Bank of America makes surprising pivot on interest rates

When the Federal Reserve goes to work, it's got to keep an eye on its dual mandate: maximum employment and price stability. The Fed helps manage the economy by influencing borrowing costs, adjusting overnight interest rates in an effort to maintain those goals of price stability and low joblessness.
On Dec. 18, the central bank announced its third and final interest rate cut of the year, reducing its benchmark Federal Funds Rate by 0.25 percentage points to between 4.25% and 4.5%.
Many factors go into Fed rate decisions. Coming up on Jan. 14, we've got the Producer Price Index of wholesale inflation, and the following day comes the December Consumer Price Index.The CPI is a widely used inflation benchmark, gauging the level of price pressures in the world's biggest economy and the way they influence consumer and investor behavior. The Fed prefers the Personal Consumption Expenditures Index, which adjusts for changes in consumer spending patterns, to help formulate monetary policy. That report is due Jan. 31.
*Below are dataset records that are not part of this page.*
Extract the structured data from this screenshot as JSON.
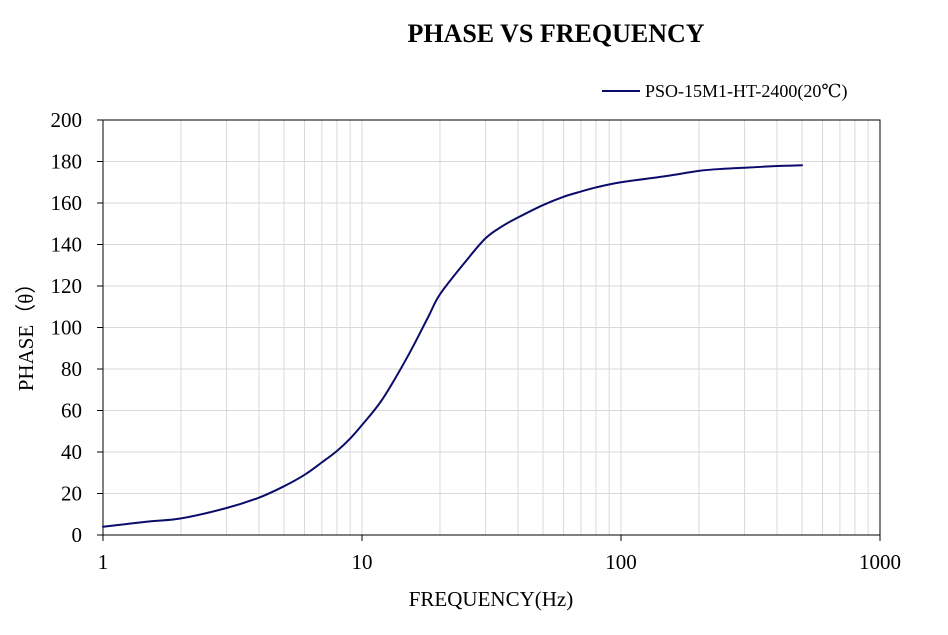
{
  "chart_data": {
    "type": "line",
    "title": "PHASE VS FREQUENCY",
    "xlabel": "FREQUENCY(Hz)",
    "ylabel": "PHASE（θ）",
    "xscale": "log",
    "xlim": [
      1,
      1000
    ],
    "ylim": [
      0,
      200
    ],
    "x_ticks": [
      1,
      10,
      100,
      1000
    ],
    "x_tick_labels": [
      "1",
      "10",
      "100",
      "1000"
    ],
    "y_ticks": [
      0,
      20,
      40,
      60,
      80,
      100,
      120,
      140,
      160,
      180,
      200
    ],
    "y_tick_labels": [
      "0",
      "20",
      "40",
      "60",
      "80",
      "100",
      "120",
      "140",
      "160",
      "180",
      "200"
    ],
    "grid": true,
    "legend_position": "top-right",
    "series": [
      {
        "name": "PSO-15M1-HT-2400(20℃)",
        "color": "#0b0b6b",
        "x": [
          1,
          1.5,
          2,
          3,
          4,
          5,
          6,
          7,
          8,
          9,
          10,
          12,
          15,
          18,
          20,
          25,
          30,
          35,
          40,
          50,
          60,
          70,
          80,
          100,
          150,
          200,
          250,
          300,
          400,
          500
        ],
        "y": [
          4,
          6.5,
          8,
          13,
          18,
          23.5,
          29,
          35,
          40.5,
          46.5,
          53,
          65.5,
          86,
          105,
          116,
          131.5,
          143,
          149,
          153,
          159,
          163,
          165.5,
          167.5,
          170,
          173,
          175.5,
          176.5,
          177,
          177.8,
          178.2
        ]
      }
    ]
  }
}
“Inflation reports will dominate this week's economic calendar,” said Bill Adams, chief economist for Comerica Bank. "Driven by high energy prices, the Consumer Price Index probably accelerated on a monthly and annual basis in December, while core CPI likely matched November's pace.”
High energy prices likely pushed up producer prices as well, and the New York Fed will probably report year-ahead household inflation expectations rose last month, he added. A similar reading from the University of Michigan's benchmark consumer sentiment survey, published last week, showed the highest year-ahead levels for inflation expectations since 2008.
Board members speak out
Last week, the Bureau of Labor Statistics said 256,000 new jobs were created in December, well ahead of Wall Street's 164,000 forecast and the downwardly revised 212,000 reading from November.
David Doyle, head of economics at Macquarie, said the employment report “was robust and supportive of our team's view for stabilization in the labor market in 2025.”